Album Review: GOD MOTHER Vilseledd
When The Dillinger Escape Plan went public about their decision to break-up, the metal community as a whole seemed to shed a tear. Regardless if you are a fan or not, it is impossible not to recognize their ability to break barriers and influence the current generation of experimental metal, hardcore, and metalcore artists. Although it is unfortunate that we may never hear more material from the group, I still feel as if their torch will always be lit through guitarist Ben Weinman's label, Party Smasher Inc. While releasing the group's last three records (Option Paralysis, One of Us is the Killer, and Dissociation), the label has gone on to introduce acts such as Giraffe Tongue Orchestra, Primitive Weapons, Seven)Suns, and more to the world.
I do believe that every release from Party Smasher Inc. has been a unique addition to the the world of metal, but this new project may just be my favorite yet. The Stockholm-based band released their debut, Maktbehov, a couple years ago and are now back with Vilseledd, which relatively translates to the act of deception or lead one astray. Upon my first listen, I immediately noticed a similarity between God Mother and The Dillinger Escape Plan, possibly a reason why Weinman initially approached the group. Yet, there's always more than meets the eye during first impressions.
It's tempting to make the statement of God Mother being The Dillinger Escape Plan's progeny or something of the sort with tracks like "Weak" or "Charlatan" having quite comparable qualities to the intelligent chaos created by TDEP. But, I feel as if this record embarks more on the constant headbang and mosh journey rather than the avant-garde and sometimes melodic passages that Dillinger delved into.
The half-minute opener, "Dodfodd," will certainly wake anyone up. Guitar feedback, screaming, and drum pummeling travels from zero to sixty in a second as we transition seamlessly to "By the Millions," another blindsiding track. "Tar Mirror" introduces the band taking their time a bit as Rotten Sound's vocalist Keijo Niinimaa accommodates the relentless power propelling out of Sebastian August Campbell's throat. The unpredictable slow-fast dynamics in the song as well as others following like "No Return" definitely reminded me of Code Orange's I Am King.

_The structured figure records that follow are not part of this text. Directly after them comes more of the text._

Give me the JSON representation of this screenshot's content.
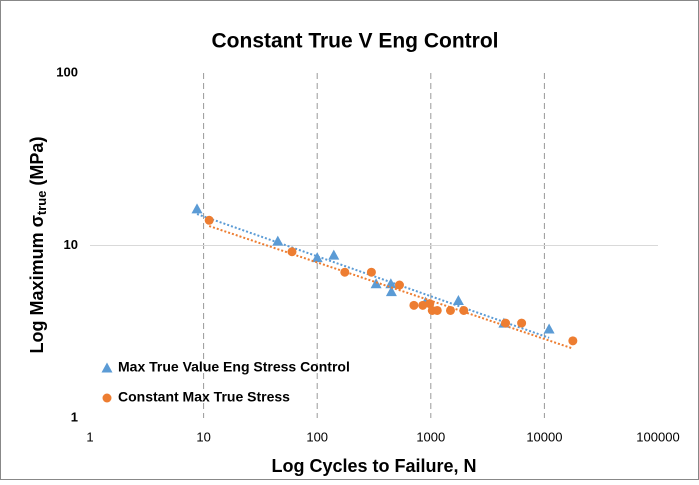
{
  "chart_data": {
    "type": "scatter",
    "title": "Constant True V Eng Control",
    "x_label": "Log Cycles to Failure, N",
    "y_label": {
      "main": "Log Maximum σ",
      "sub": "true",
      "end": "(MPa)"
    },
    "xscale": "log",
    "yscale": "log",
    "xlim": [
      1,
      100000
    ],
    "xticks": [
      1,
      10,
      100,
      1000,
      10000,
      100000
    ],
    "ylim": [
      1,
      100
    ],
    "yticks": [
      1,
      10,
      100
    ],
    "xgrid": "dashed",
    "ygrid": "solid",
    "legend": "lower left",
    "trendline": "power",
    "series": [
      {
        "name": "Max True Value Eng Stress Control",
        "color": "#5b9bd5",
        "marker": "triangle",
        "x": [
          8.75,
          45,
          100,
          140,
          330,
          445,
          450,
          900,
          1750,
          4400,
          11000
        ],
        "values": [
          16.3,
          10.6,
          8.5,
          8.8,
          6.0,
          6.0,
          5.4,
          4.7,
          4.8,
          3.55,
          3.28
        ]
      },
      {
        "name": "Constant Max True Stress",
        "color": "#ed7d31",
        "marker": "circle",
        "x": [
          11.2,
          60,
          175,
          300,
          530,
          710,
          850,
          980,
          1030,
          1140,
          1490,
          1950,
          4550,
          6300,
          17800
        ],
        "values": [
          14,
          9.2,
          7.0,
          7.0,
          5.9,
          4.5,
          4.5,
          4.6,
          4.2,
          4.2,
          4.2,
          4.2,
          3.55,
          3.55,
          2.8
        ]
      }
    ]
  }
}
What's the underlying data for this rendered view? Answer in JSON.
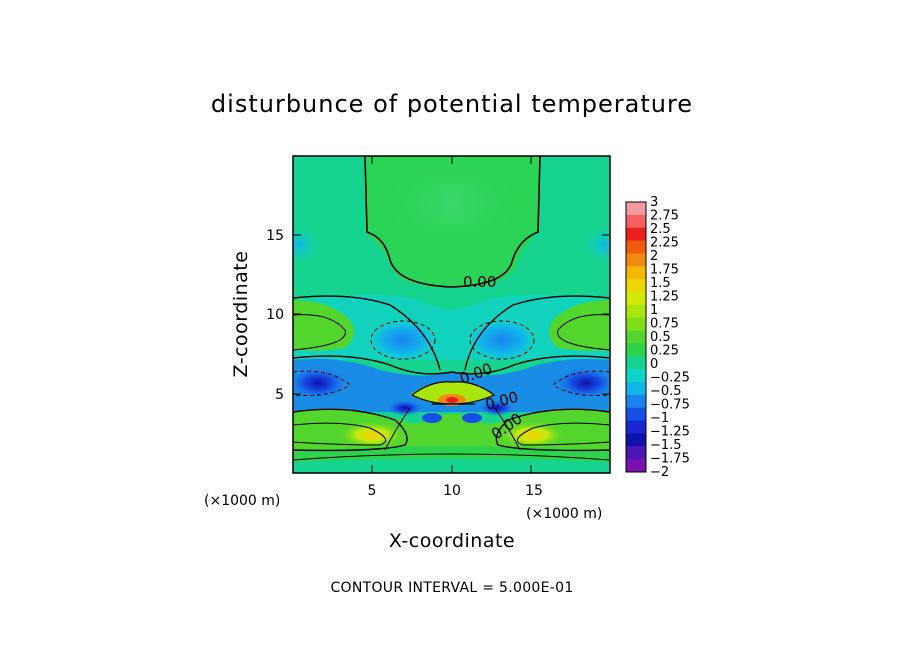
{
  "chart_data": {
    "type": "heatmap",
    "title": "disturbunce of potential temperature",
    "xlabel": "X-coordinate",
    "ylabel": "Z-coordinate",
    "x_unit": "(×1000 m)",
    "z_unit": "(×1000 m)",
    "xlim": [
      0,
      20
    ],
    "ylim": [
      0,
      20
    ],
    "xticks": [
      "5",
      "10",
      "15"
    ],
    "yticks": [
      "5",
      "10",
      "15"
    ],
    "note": "CONTOUR INTERVAL = 5.000E-01",
    "colorbar_labels": [
      "3",
      "2.75",
      "2.5",
      "2.25",
      "2",
      "1.75",
      "1.5",
      "1.25",
      "1",
      "0.75",
      "0.5",
      "0.25",
      "0",
      "−0.25",
      "−0.5",
      "−0.75",
      "−1",
      "−1.25",
      "−1.5",
      "−1.75",
      "−2"
    ],
    "colorbar_colors": [
      "#f29aa0",
      "#f46060",
      "#e82020",
      "#f05a0a",
      "#f08a10",
      "#f5b800",
      "#ecd800",
      "#d2ea0a",
      "#a8e60e",
      "#7ede18",
      "#52d62e",
      "#2ed34d",
      "#16d390",
      "#10d3c8",
      "#10b5ea",
      "#1a84ee",
      "#1650e6",
      "#1a26d2",
      "#1010aa",
      "#4a16b4",
      "#7a0fb0"
    ],
    "contour_labels": [
      "0.00",
      "0.00",
      "0.00",
      "0.00"
    ]
  }
}
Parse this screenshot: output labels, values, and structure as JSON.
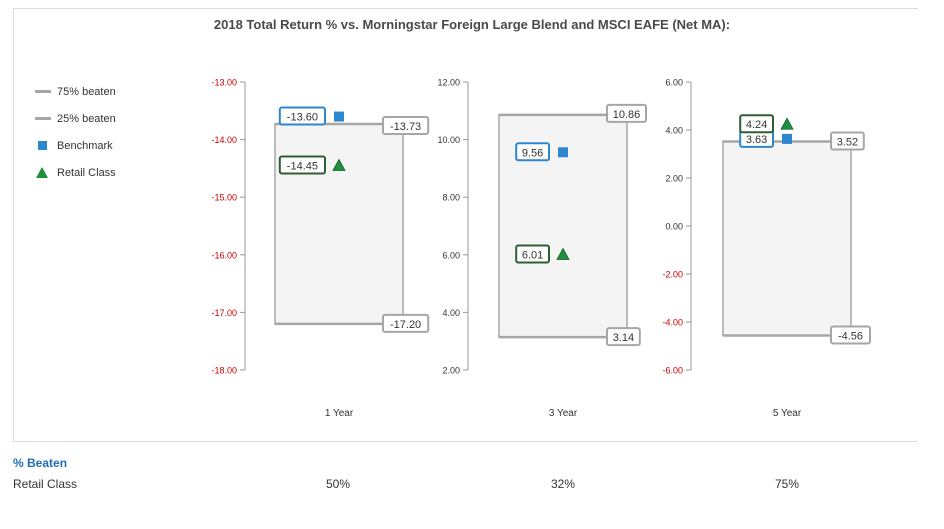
{
  "title": "2018 Total Return % vs. Morningstar Foreign Large Blend and MSCI EAFE (Net MA):",
  "legend": [
    {
      "label": "75% beaten",
      "icon": "line-icon",
      "color": "#a6a6a6"
    },
    {
      "label": "25% beaten",
      "icon": "line-icon",
      "color": "#a6a6a6"
    },
    {
      "label": "Benchmark",
      "icon": "square-icon",
      "color": "#2e86cf"
    },
    {
      "label": "Retail Class",
      "icon": "triangle-icon",
      "color": "#1e8f3c"
    }
  ],
  "chart_data": [
    {
      "type": "box",
      "xlabel": "1 Year",
      "ylim": [
        -18,
        -13
      ],
      "yticks": [
        "-13.00",
        "-14.00",
        "-15.00",
        "-16.00",
        "-17.00",
        "-18.00"
      ],
      "tick_color": "#cc0000",
      "top": -13.73,
      "top_label": "-13.73",
      "bottom": -17.2,
      "bottom_label": "-17.20",
      "benchmark": -13.6,
      "benchmark_label": "-13.60",
      "retail": -14.45,
      "retail_label": "-14.45"
    },
    {
      "type": "box",
      "xlabel": "3 Year",
      "ylim": [
        2,
        12
      ],
      "yticks": [
        "12.00",
        "10.00",
        "8.00",
        "6.00",
        "4.00",
        "2.00"
      ],
      "tick_color": "#333333",
      "top": 10.86,
      "top_label": "10.86",
      "bottom": 3.14,
      "bottom_label": "3.14",
      "benchmark": 9.56,
      "benchmark_label": "9.56",
      "retail": 6.01,
      "retail_label": "6.01"
    },
    {
      "type": "box",
      "xlabel": "5 Year",
      "ylim": [
        -6,
        6
      ],
      "yticks": [
        "6.00",
        "4.00",
        "2.00",
        "0.00",
        "-2.00",
        "-4.00",
        "-6.00"
      ],
      "tick_color": "mixed",
      "top": 3.52,
      "top_label": "3.52",
      "bottom": -4.56,
      "bottom_label": "-4.56",
      "benchmark": 3.63,
      "benchmark_label": "3.63",
      "retail": 4.24,
      "retail_label": "4.24"
    }
  ],
  "percent_beaten": {
    "heading": "% Beaten",
    "row_label": "Retail Class",
    "values": [
      "50%",
      "32%",
      "75%"
    ]
  }
}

Drummer Michael Dahlstrom brings the grindcore heat on "Acrid Teeth" with guitarist Max Lindstrom and bassist Daniel Noring furthering the madness with each piece as they blend noisy, sludgy, hardcore into the melting pot. As the majority of the tracks listed range from under the two-minute mark, the closing piece "Burdenless" stands proud at five whole minutes. While I appreciated the notion of quality vs. quantity contained within these songs, the fact that this track was more fleshed out allowed for more of an impact in tension and dynamics. In the future, I hope the band stays true to their hardcore roots of short bursts of songs, yet also continues to branch out with longer compositions as it provides a broader diversity.

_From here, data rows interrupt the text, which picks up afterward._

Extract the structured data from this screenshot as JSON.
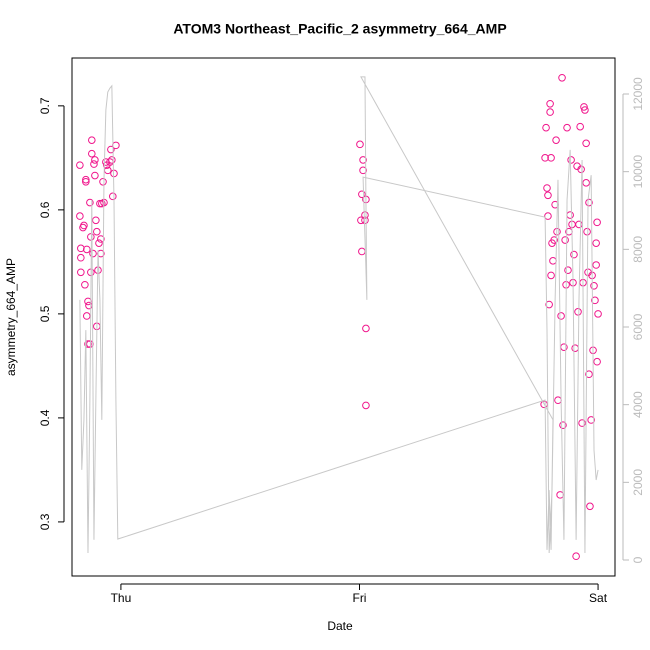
{
  "chart_data": {
    "type": "scatter",
    "title": "ATOM3 Northeast_Pacific_2 asymmetry_664_AMP",
    "xlabel": "Date",
    "ylabel": "asymmetry_664_AMP",
    "xlim": [
      -0.205,
      2.071
    ],
    "ylim": [
      0.248,
      0.746
    ],
    "y2lim": [
      -412,
      12927
    ],
    "xticks": [
      {
        "value": 0,
        "label": "Thu"
      },
      {
        "value": 1,
        "label": "Fri"
      },
      {
        "value": 2,
        "label": "Sat"
      }
    ],
    "yticks": [
      0.3,
      0.4,
      0.5,
      0.6,
      0.7
    ],
    "y2ticks": [
      0,
      2000,
      4000,
      6000,
      8000,
      10000,
      12000
    ],
    "series": [
      {
        "type": "scatter",
        "color": "#f0168c",
        "x": [
          -0.172,
          -0.172,
          -0.168,
          -0.168,
          -0.168,
          -0.159,
          -0.155,
          -0.151,
          -0.147,
          -0.147,
          -0.143,
          -0.143,
          -0.138,
          -0.138,
          -0.134,
          -0.13,
          -0.13,
          -0.126,
          -0.126,
          -0.122,
          -0.122,
          -0.117,
          -0.113,
          -0.109,
          -0.109,
          -0.105,
          -0.101,
          -0.101,
          -0.096,
          -0.092,
          -0.088,
          -0.084,
          -0.084,
          -0.08,
          -0.075,
          -0.071,
          -0.063,
          -0.059,
          -0.055,
          -0.046,
          -0.042,
          -0.038,
          -0.034,
          -0.029,
          -0.021,
          1.002,
          1.015,
          1.015,
          1.01,
          1.027,
          1.006,
          1.023,
          1.023,
          1.01,
          1.027,
          1.027,
          1.774,
          1.778,
          1.782,
          1.786,
          1.79,
          1.79,
          1.795,
          1.799,
          1.799,
          1.803,
          1.803,
          1.807,
          1.811,
          1.816,
          1.82,
          1.824,
          1.828,
          1.832,
          1.841,
          1.845,
          1.849,
          1.853,
          1.857,
          1.862,
          1.866,
          1.87,
          1.874,
          1.878,
          1.883,
          1.887,
          1.891,
          1.895,
          1.899,
          1.904,
          1.908,
          1.912,
          1.916,
          1.92,
          1.925,
          1.929,
          1.933,
          1.937,
          1.941,
          1.945,
          1.95,
          1.954,
          1.958,
          1.962,
          1.966,
          1.971,
          1.975,
          1.979,
          1.983,
          1.987,
          1.992,
          1.996,
          2.0,
          1.996,
          1.992,
          1.95,
          1.962
        ],
        "values": [
          0.643,
          0.594,
          0.563,
          0.554,
          0.54,
          0.583,
          0.585,
          0.528,
          0.629,
          0.627,
          0.562,
          0.498,
          0.512,
          0.471,
          0.508,
          0.607,
          0.471,
          0.54,
          0.574,
          0.654,
          0.667,
          0.558,
          0.644,
          0.648,
          0.633,
          0.59,
          0.488,
          0.579,
          0.542,
          0.568,
          0.606,
          0.558,
          0.572,
          0.606,
          0.627,
          0.607,
          0.646,
          0.643,
          0.638,
          0.646,
          0.658,
          0.648,
          0.613,
          0.635,
          0.662,
          0.663,
          0.648,
          0.638,
          0.615,
          0.61,
          0.59,
          0.595,
          0.59,
          0.56,
          0.486,
          0.412,
          0.413,
          0.65,
          0.679,
          0.621,
          0.594,
          0.614,
          0.509,
          0.702,
          0.694,
          0.65,
          0.537,
          0.568,
          0.551,
          0.571,
          0.605,
          0.667,
          0.579,
          0.417,
          0.326,
          0.498,
          0.727,
          0.393,
          0.468,
          0.571,
          0.528,
          0.679,
          0.542,
          0.579,
          0.595,
          0.648,
          0.586,
          0.53,
          0.557,
          0.467,
          0.267,
          0.642,
          0.502,
          0.586,
          0.68,
          0.639,
          0.395,
          0.53,
          0.699,
          0.696,
          0.626,
          0.579,
          0.54,
          0.442,
          0.315,
          0.398,
          0.537,
          0.465,
          0.527,
          0.513,
          0.568,
          0.588,
          0.5,
          0.454,
          0.547,
          0.664,
          0.607
        ]
      },
      {
        "type": "line",
        "axis": "y2",
        "color": "#c8c8c8",
        "x": [
          -0.172,
          -0.164,
          -0.155,
          -0.147,
          -0.138,
          -0.13,
          -0.122,
          -0.113,
          -0.105,
          -0.096,
          -0.088,
          -0.08,
          -0.071,
          -0.063,
          -0.055,
          -0.046,
          -0.038,
          -0.029,
          -0.021,
          -0.013,
          1.778,
          1.786,
          1.795,
          1.803,
          1.811,
          1.006,
          1.015,
          1.023,
          1.027,
          1.031,
          1.015,
          1.778,
          1.786,
          1.795,
          1.807,
          1.82,
          1.832,
          1.845,
          1.857,
          1.87,
          1.883,
          1.895,
          1.908,
          1.92,
          1.933,
          1.945,
          1.958,
          1.971,
          1.983,
          1.992,
          2.0
        ],
        "values": [
          6700,
          2320,
          3610,
          5920,
          180,
          4120,
          9270,
          520,
          4120,
          7980,
          6700,
          3610,
          9790,
          11590,
          12050,
          12150,
          12210,
          9270,
          4120,
          540,
          4120,
          260,
          1800,
          260,
          3610,
          12440,
          12440,
          12440,
          9270,
          6700,
          9860,
          8830,
          5920,
          180,
          1800,
          6700,
          9790,
          4120,
          520,
          9270,
          10560,
          7210,
          520,
          6700,
          10300,
          180,
          9270,
          9910,
          2830,
          2060,
          2320
        ]
      }
    ]
  }
}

In my honest opinion, these guys potentially could garner the same hype explosion held by the likes of Nails or Code Orange. They already possess the hip name, unique bilingual Swedish/English lyrics and song titles, and energy that is so successfully conveyed through their recordings. Other releases of this genre make me feel the need to ice my earlobes and take a nap in the corner after listening fully, but going through Vilseledd, I felt pumped and more inclined to dive back in from the start for another go. While God Mother clearly possesses the visceral abrasion that can certainly be intimidating, the band also has an awareness of what sounds exciting, alluring, and genuine. Throughout the half hour of this record, one thing is clear: this album will fuck you up.